There was lots to do that first year. Michael, an inveterate list-maker, set to work. First, he made a master list of all the things that needed to be done to the house in the next couple of years:
-Replace all the windows and doors
-Gut and replace the kitchen
-Install a cistern on the roof
-Rip out the jerrybuilt linen closet in the bathroom
-Replace all the electrical outlets
-Install ceiling fans throughout
-Paint and furnish
-Rip out the kitchen and bathroom as well as the plywood closets in both bedrooms
-Reconfigure the existing rooms—in other words, tear down some walls and build new ones—to create an additional bedroom at the back, a dining area with French doors at the front, and a new kitchenette
-Install new ceramic tile floors
-Clean and paint the “guest” rooms to serve as lock-ups for our personal items
-Rip out the bathroom, paint the walls and floors, and install a washer and dryer to create a laundry room
-Install a staircase to connect the upper and middle floors
-Plaster and paint the unfinished side of the house
“When our ship comes in” list
-Terrace the side yard and install a pool
-Quit our jobs and retire
When Michael showed me the list I wailed, “What have we gotten ourselves into?”

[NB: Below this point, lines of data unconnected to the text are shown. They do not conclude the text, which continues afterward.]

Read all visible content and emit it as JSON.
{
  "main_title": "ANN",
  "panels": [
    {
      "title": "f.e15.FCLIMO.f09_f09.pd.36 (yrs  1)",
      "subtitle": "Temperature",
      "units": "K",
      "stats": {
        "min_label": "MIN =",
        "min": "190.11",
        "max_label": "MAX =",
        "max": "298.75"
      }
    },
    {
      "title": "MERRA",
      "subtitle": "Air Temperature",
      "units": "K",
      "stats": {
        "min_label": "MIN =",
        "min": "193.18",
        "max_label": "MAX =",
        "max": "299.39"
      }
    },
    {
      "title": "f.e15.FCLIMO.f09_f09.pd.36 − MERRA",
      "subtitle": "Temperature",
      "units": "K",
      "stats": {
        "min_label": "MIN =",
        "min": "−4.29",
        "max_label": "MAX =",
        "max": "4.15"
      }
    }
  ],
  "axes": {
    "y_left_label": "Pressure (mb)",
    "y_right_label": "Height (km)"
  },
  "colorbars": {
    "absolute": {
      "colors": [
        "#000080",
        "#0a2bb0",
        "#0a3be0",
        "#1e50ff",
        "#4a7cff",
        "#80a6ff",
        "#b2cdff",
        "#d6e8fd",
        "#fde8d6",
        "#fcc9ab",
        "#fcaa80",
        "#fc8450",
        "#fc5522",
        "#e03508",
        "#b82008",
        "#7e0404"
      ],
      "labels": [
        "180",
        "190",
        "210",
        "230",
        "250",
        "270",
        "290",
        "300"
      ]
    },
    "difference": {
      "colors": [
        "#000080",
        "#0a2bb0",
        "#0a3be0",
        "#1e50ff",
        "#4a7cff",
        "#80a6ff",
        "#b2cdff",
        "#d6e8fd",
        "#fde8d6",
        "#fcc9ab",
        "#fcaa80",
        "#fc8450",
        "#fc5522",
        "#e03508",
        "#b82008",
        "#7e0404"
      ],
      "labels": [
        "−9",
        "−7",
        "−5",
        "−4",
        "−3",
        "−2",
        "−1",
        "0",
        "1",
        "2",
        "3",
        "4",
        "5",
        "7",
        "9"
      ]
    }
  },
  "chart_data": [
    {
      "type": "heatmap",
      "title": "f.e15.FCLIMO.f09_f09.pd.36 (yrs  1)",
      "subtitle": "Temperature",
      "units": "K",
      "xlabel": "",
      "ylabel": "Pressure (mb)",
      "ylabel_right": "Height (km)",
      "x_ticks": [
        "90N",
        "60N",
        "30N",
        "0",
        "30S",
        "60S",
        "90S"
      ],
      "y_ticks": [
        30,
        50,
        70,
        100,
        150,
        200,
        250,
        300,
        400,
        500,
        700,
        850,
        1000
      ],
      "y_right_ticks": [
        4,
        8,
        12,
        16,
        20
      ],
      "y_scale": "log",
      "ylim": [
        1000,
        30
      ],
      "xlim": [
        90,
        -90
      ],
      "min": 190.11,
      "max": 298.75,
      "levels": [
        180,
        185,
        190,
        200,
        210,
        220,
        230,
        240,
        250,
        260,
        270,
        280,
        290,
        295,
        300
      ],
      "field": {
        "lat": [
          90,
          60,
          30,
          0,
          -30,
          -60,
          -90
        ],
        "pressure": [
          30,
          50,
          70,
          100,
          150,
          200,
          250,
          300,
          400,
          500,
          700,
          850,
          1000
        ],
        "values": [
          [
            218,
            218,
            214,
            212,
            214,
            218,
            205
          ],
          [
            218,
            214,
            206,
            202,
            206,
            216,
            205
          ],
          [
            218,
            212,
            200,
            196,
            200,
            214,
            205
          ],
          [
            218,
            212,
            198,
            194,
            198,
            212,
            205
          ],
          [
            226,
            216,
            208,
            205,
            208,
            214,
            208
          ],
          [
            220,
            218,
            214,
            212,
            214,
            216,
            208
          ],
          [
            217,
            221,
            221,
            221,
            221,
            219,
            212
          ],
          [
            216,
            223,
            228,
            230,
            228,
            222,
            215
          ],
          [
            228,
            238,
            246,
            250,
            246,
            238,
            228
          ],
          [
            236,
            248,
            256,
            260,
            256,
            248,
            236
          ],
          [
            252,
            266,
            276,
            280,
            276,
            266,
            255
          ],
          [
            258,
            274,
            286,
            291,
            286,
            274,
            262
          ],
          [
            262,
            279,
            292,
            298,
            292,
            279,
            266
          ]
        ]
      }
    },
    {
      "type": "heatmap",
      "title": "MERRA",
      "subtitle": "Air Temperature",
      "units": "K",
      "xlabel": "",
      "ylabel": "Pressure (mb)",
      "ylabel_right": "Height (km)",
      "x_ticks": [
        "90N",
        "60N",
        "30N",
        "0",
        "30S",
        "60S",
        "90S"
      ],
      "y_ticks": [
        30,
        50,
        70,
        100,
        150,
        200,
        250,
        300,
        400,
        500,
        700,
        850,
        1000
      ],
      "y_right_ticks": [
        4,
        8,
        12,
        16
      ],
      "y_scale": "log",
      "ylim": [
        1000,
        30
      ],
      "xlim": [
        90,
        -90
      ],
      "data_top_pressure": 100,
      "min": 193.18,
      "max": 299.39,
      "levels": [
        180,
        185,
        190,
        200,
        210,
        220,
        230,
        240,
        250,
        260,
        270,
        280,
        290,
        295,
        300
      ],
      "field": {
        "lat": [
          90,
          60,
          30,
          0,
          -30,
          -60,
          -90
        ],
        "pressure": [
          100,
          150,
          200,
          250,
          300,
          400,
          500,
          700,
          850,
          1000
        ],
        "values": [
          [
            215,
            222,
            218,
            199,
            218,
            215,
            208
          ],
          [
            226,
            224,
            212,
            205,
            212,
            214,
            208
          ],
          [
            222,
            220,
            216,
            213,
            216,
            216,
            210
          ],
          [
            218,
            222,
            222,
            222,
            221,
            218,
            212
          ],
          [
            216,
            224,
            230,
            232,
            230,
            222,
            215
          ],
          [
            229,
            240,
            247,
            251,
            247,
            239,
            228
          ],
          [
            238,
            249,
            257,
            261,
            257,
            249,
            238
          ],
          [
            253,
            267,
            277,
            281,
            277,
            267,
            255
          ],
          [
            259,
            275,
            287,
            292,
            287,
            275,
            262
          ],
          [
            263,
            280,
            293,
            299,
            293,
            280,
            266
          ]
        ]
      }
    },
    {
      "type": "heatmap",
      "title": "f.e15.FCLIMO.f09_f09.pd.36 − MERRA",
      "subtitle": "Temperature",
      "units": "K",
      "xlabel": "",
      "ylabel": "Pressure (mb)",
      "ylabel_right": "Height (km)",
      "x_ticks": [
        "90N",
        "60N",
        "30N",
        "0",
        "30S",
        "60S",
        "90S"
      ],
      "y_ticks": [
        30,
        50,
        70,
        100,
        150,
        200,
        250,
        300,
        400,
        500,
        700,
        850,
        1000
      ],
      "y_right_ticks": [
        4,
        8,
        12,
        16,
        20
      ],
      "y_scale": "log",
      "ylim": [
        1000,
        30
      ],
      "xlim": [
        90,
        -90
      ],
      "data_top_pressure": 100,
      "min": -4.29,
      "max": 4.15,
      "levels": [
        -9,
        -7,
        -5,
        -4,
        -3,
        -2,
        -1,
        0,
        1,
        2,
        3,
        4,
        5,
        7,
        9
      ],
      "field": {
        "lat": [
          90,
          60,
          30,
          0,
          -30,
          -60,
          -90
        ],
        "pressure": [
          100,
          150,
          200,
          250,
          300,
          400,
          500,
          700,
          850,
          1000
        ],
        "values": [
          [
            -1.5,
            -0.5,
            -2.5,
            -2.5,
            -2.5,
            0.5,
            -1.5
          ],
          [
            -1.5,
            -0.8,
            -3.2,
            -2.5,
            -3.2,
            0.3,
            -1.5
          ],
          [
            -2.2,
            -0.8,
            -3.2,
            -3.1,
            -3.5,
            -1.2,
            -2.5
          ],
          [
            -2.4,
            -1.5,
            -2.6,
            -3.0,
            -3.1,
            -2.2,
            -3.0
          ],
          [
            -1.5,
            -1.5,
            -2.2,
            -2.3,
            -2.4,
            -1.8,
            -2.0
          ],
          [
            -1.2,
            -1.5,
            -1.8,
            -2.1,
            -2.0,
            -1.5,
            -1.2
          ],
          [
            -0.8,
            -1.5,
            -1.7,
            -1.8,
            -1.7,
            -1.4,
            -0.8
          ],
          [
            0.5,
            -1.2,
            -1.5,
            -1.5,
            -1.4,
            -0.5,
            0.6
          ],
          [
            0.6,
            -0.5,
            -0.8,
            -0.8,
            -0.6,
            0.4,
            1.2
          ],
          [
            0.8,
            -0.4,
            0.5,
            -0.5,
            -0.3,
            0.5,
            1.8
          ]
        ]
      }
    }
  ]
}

Then I made myself a drink.
He gave me his best “please calm down” look. Then he asked me to make him a double.
Fortified by tequila, we sat down to create a separate list of stuff we’d need just to make the house habitable within the next few months (we doubted it would be ready for our upcoming trip in February, but maybe we could knock it into shape by late spring or early summer).
As far as renting out the house was concerned, we couldn’t even bring ourselves to think about the things our potential guests might need once we put the house on the market.
That list would take shape in its own good time.